Le président de la République, Macky Sall, a présidé, hier, un Conseil présidentiel consacré au Programme national d’autosuffisance en riz (Pnar). A cette occasion, il a rappelé son ambition de parvenir à une « autosuffisance totale » en riz en 2017. Un challenge « largement à notre portée si toutes les parties prenantes s’engagent dans la même direction et s’il y a une synergie de tous nos efforts », invite-t-il, assurant que l’Etat respectera ses engagements. « Nous sommes pleinement engagés dans la politique d’autosuffisance en riz au Sénégal », assure Macky Sall. Il appelle à une mutualisation des moyens pour atteindre cet objectif stratégique. « Il faut aussi que les consommateurs s’y mettent [en consommant le riz local] pour que nos efforts ne soient pas vains », ajoute-t-il.
Auparavant, Macky Sall avait rappelé sa vision, dans le Plan Sénégal émergent (Pse), de faire de l’agriculture le moteur du développement économique et social du Sénégal et de poser les jalons durables de l’émergence. Mais, pour lui, le défi de l’autosuffisance alimentaire est d’abord et avant tout une question de souveraineté nationale. C’est pourquoi, il invite l’ensemble des acteurs (producteurs, commerçants, secteur privé, partenaires techniques et financiers, etc.) à mener ce combat à caractère stratégique. « Le riz est d’une importance capitale compte tenu de sa place dans les habitudes alimentaires des Sénégalais. Ma tournée économique, en octobre dernier, dans la vallée du fleuve Sénégal, m’a permis d’avoir la même vision et la même analyse du contexte que les producteurs : malgré les efforts de l’Etat, nous continuons à consacrer des sommes énormes à l’importation de riz [la production locale ne représentant que le tiers des besoins de consommation]. Cette situation ne peut plus durer », martèle Macky Sall. C’est, dit-il, le sens qu’il faut donner à ce Conseil présidentiel destiné à la consolidation des acquis.

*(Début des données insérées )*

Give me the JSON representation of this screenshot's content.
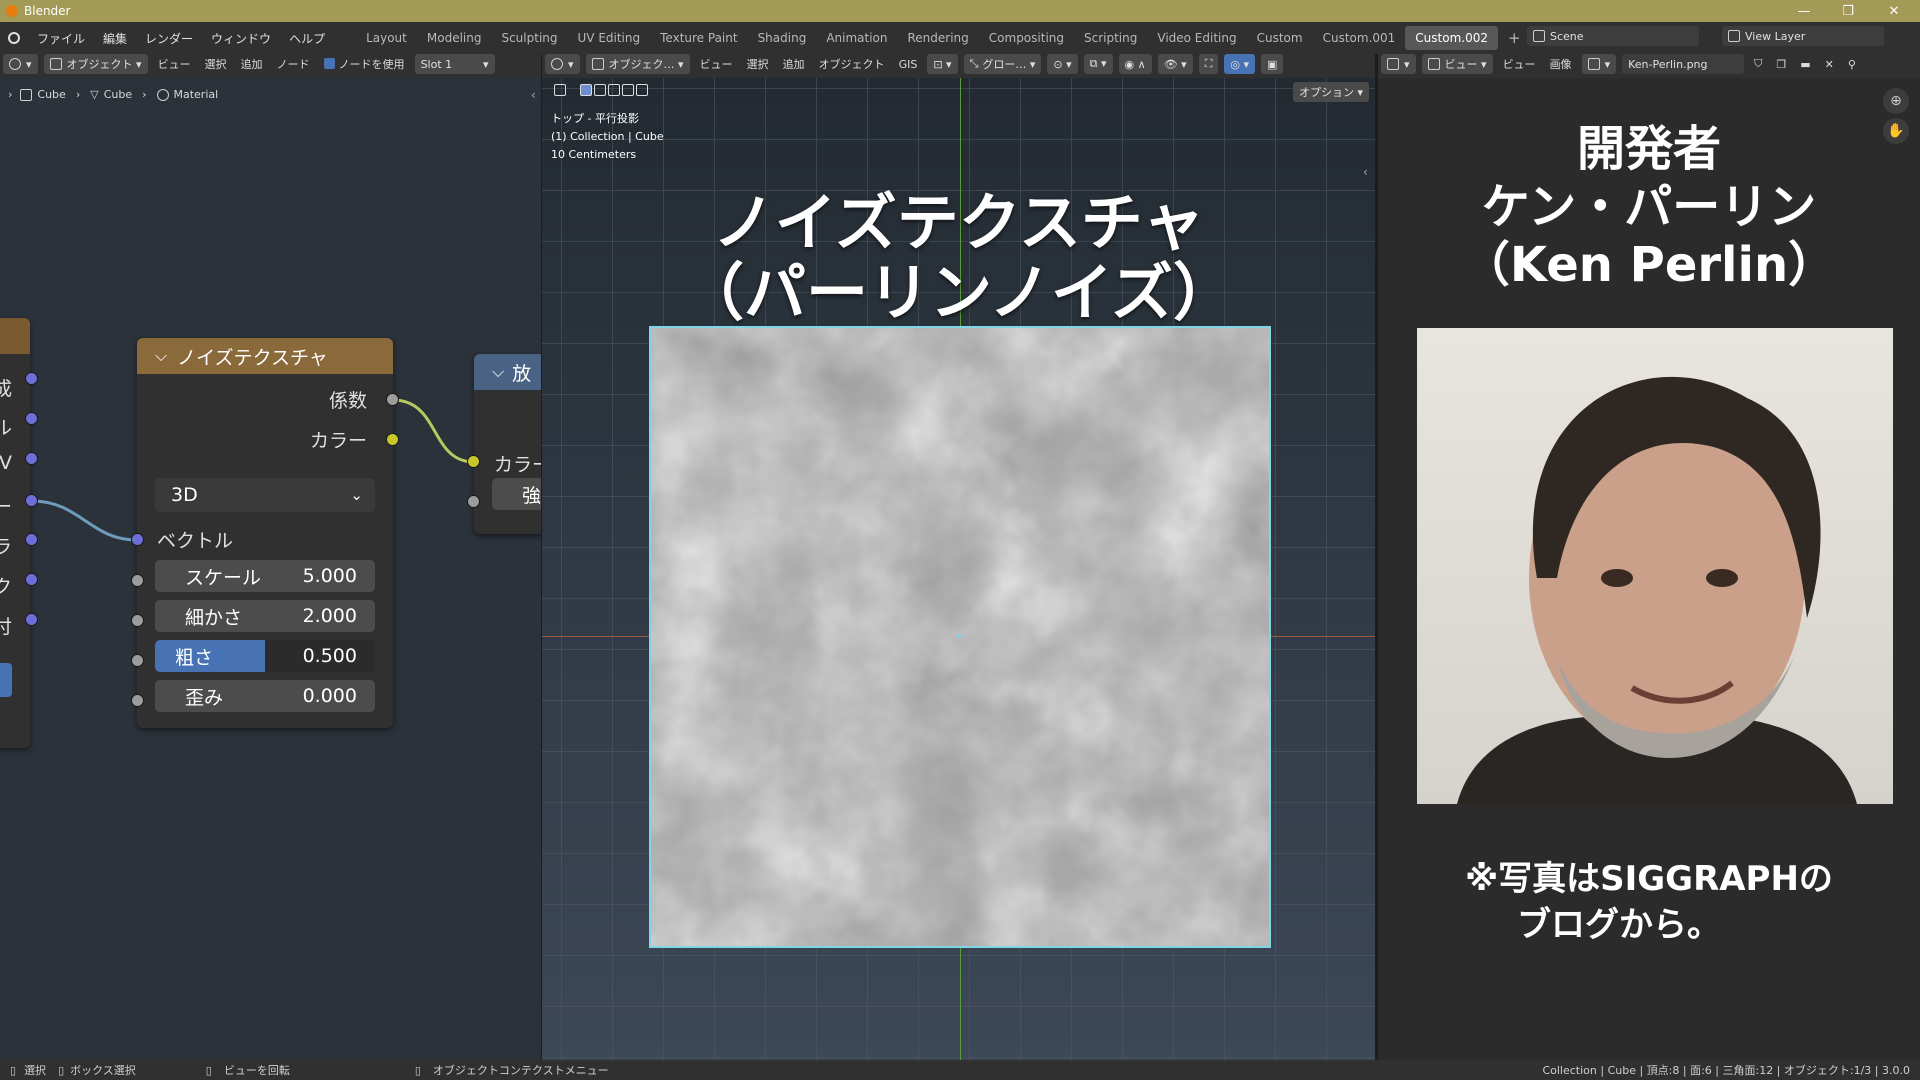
{
  "window": {
    "title": "Blender"
  },
  "menu": [
    "ファイル",
    "編集",
    "レンダー",
    "ウィンドウ",
    "ヘルプ"
  ],
  "workspaces": [
    "Layout",
    "Modeling",
    "Sculpting",
    "UV Editing",
    "Texture Paint",
    "Shading",
    "Animation",
    "Rendering",
    "Compositing",
    "Scripting",
    "Video Editing",
    "Custom",
    "Custom.001",
    "Custom.002"
  ],
  "active_workspace": "Custom.002",
  "scene": {
    "name": "Scene",
    "view_layer": "View Layer"
  },
  "node_header": {
    "mode": "オブジェクト",
    "view": "ビュー",
    "select": "選択",
    "add": "追加",
    "node": "ノード",
    "use_nodes": "ノードを使用",
    "slot": "Slot 1"
  },
  "breadcrumb": [
    "Cube",
    "Cube",
    "Material"
  ],
  "noise_node": {
    "title": "ノイズテクスチャ",
    "outputs": [
      "係数",
      "カラー"
    ],
    "dimension": "3D",
    "vector": "ベクトル",
    "fields": [
      {
        "label": "スケール",
        "value": "5.000"
      },
      {
        "label": "細かさ",
        "value": "2.000"
      },
      {
        "label": "粗さ",
        "value": "0.500"
      },
      {
        "label": "歪み",
        "value": "0.000"
      }
    ],
    "roughness_fraction": 0.5
  },
  "left_node_labels": [
    "成",
    "ル",
    "V",
    "ー",
    "ラ",
    "ク",
    "付"
  ],
  "emission_node": {
    "title": "放",
    "color": "カラー",
    "strength": "強"
  },
  "viewport_header": {
    "mode": "オブジェク…",
    "view": "ビュー",
    "select": "選択",
    "add": "追加",
    "object": "オブジェクト",
    "gis": "GIS",
    "transform": "グロー…",
    "options": "オプション"
  },
  "viewport_info": [
    "トップ - 平行投影",
    "(1) Collection | Cube",
    "10 Centimeters"
  ],
  "viewport_title": [
    "ノイズテクスチャ",
    "（パーリンノイズ）"
  ],
  "image_header": {
    "view": "ビュー",
    "view2": "ビュー",
    "image": "画像",
    "filename": "Ken-Perlin.png"
  },
  "developer": {
    "line1": "開発者",
    "line2": "ケン・パーリン",
    "line3": "（Ken Perlin）"
  },
  "photo_note": {
    "line1": "※写真はSIGGRAPHの",
    "line2": "ブログから。"
  },
  "status": {
    "select": "選択",
    "box_select": "ボックス選択",
    "rotate": "ビューを回転",
    "context": "オブジェクトコンテクストメニュー",
    "stats": "Collection | Cube | 頂点:8 | 面:6 | 三角面:12 | オブジェクト:1/3 | 3.0.0"
  },
  "colors": {
    "title_bar": "#a39a58",
    "node_header": "#8a6a3a",
    "texture_header": "#7a5a30",
    "accent_blue": "#4772b3",
    "socket_blue": "#6e6ed8",
    "socket_yellow": "#c7c729",
    "socket_grey": "#9c9c9c",
    "noise_border": "#7fd4e6"
  }
}
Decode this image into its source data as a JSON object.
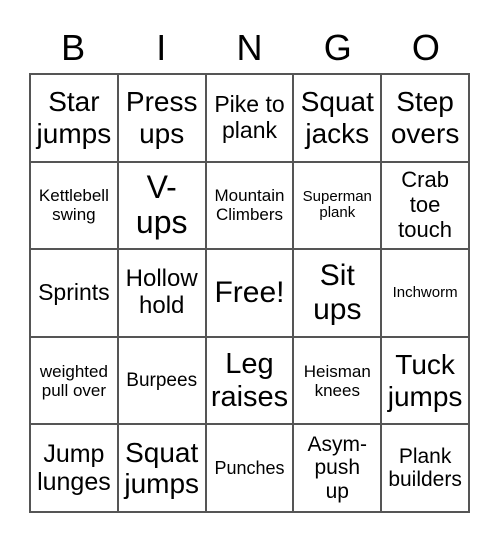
{
  "header": {
    "letters": [
      "B",
      "I",
      "N",
      "G",
      "O"
    ]
  },
  "cells": [
    [
      "Star jumps",
      "Press ups",
      "Pike to plank",
      "Squat jacks",
      "Step overs"
    ],
    [
      "Kettlebell swing",
      "V- ups",
      "Mountain Climbers",
      "Superman plank",
      "Crab toe touch"
    ],
    [
      "Sprints",
      "Hollow hold",
      "Free!",
      "Sit ups",
      "Inchworm"
    ],
    [
      "weighted pull over",
      "Burpees",
      "Leg raises",
      "Heisman knees",
      "Tuck jumps"
    ],
    [
      "Jump lunges",
      "Squat jumps",
      "Punches",
      "Asym- push up",
      "Plank builders"
    ]
  ]
}
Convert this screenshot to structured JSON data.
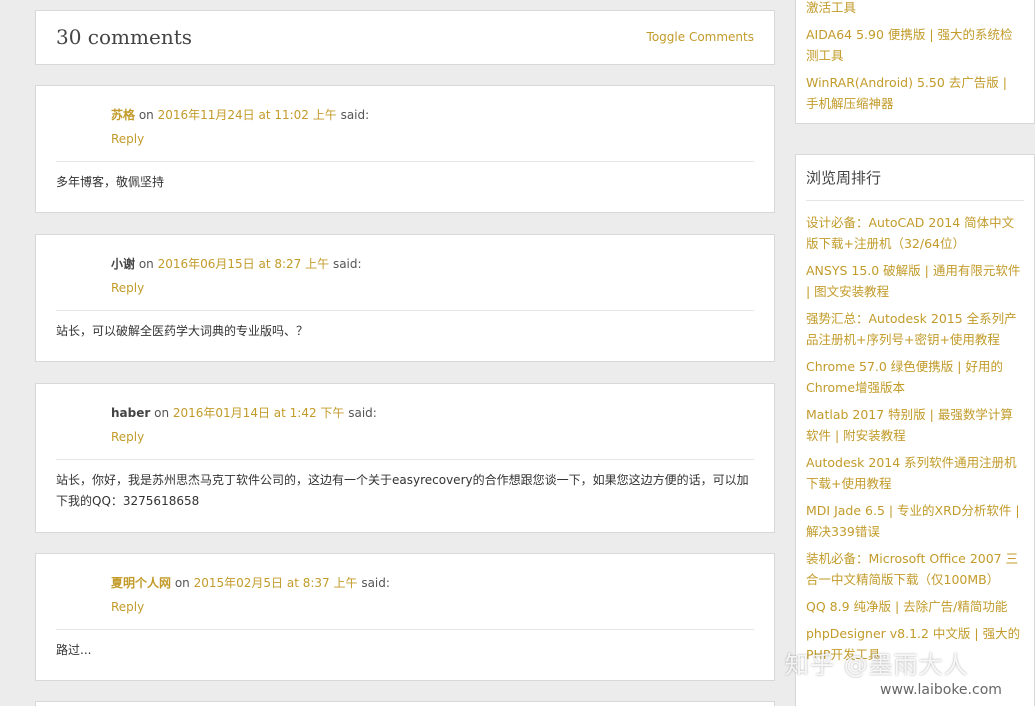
{
  "comments_header": {
    "title": "30 comments",
    "toggle_label": "Toggle Comments"
  },
  "comments": [
    {
      "author": "苏格",
      "author_linked": true,
      "on": " on ",
      "date": "2016年11月24日 at 11:02 上午",
      "said": " said:",
      "reply": "Reply",
      "body": "多年博客，敬佩坚持"
    },
    {
      "author": "小谢",
      "author_linked": false,
      "on": " on ",
      "date": "2016年06月15日 at 8:27 上午",
      "said": " said:",
      "reply": "Reply",
      "body": "站长，可以破解全医药学大词典的专业版吗、？"
    },
    {
      "author": "haber",
      "author_linked": false,
      "on": " on ",
      "date": "2016年01月14日 at 1:42 下午",
      "said": " said:",
      "reply": "Reply",
      "body": "站长，你好，我是苏州思杰马克丁软件公司的，这边有一个关于easyrecovery的合作想跟您谈一下，如果您这边方便的话，可以加下我的QQ：3275618658"
    },
    {
      "author": "夏明个人网",
      "author_linked": true,
      "on": " on ",
      "date": "2015年02月5日 at 8:37 上午",
      "said": " said:",
      "reply": "Reply",
      "body": "路过..."
    }
  ],
  "sidebar_top": {
    "links": [
      "激活工具",
      "AIDA64 5.90 便携版 | 强大的系统检测工具",
      "WinRAR(Android) 5.50 去广告版 | 手机解压缩神器"
    ]
  },
  "sidebar_weekly": {
    "title": "浏览周排行",
    "links": [
      "设计必备：AutoCAD 2014 简体中文版下载+注册机（32/64位）",
      "ANSYS 15.0 破解版 | 通用有限元软件 | 图文安装教程",
      "强势汇总：Autodesk 2015 全系列产品注册机+序列号+密钥+使用教程",
      "Chrome 57.0 绿色便携版 | 好用的Chrome增强版本",
      "Matlab 2017 特别版 | 最强数学计算软件 | 附安装教程",
      "Autodesk 2014 系列软件通用注册机下载+使用教程",
      "MDI Jade 6.5 | 专业的XRD分析软件 | 解决339错误",
      "装机必备：Microsoft Office 2007 三合一中文精简版下载（仅100MB）",
      "QQ 8.9 纯净版 | 去除广告/精简功能",
      "phpDesigner v8.1.2 中文版 | 强大的PHP开发工具"
    ]
  },
  "watermark": {
    "text": "知乎 @墨雨大人",
    "url": "www.laiboke.com"
  }
}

Des fonds de garantie et de commercialisation parmi les mesures
Parmi les mesures prises hier lors du Conseil présidentiel sur le riz local, on note la mise en place d’un fonds de garantie d’un montant de trois milliards de FCfa pour les riziers afin de faciliter les conditions d’éligibilité au financement du crédit agricole, l’indexation des autorisations d’importation de riz à terme à l’achat d’un quota de riz local. Aussi, il est prévu un fonds de commercialisation d’un montant de cinq milliards de FCfa qui servira à faciliter l’accès au financement aux acteurs de la chaîne de valeur et pour renforcer les capacités d’intervention de la Caisse nationale de crédit agricole du Sénégal (Cncas)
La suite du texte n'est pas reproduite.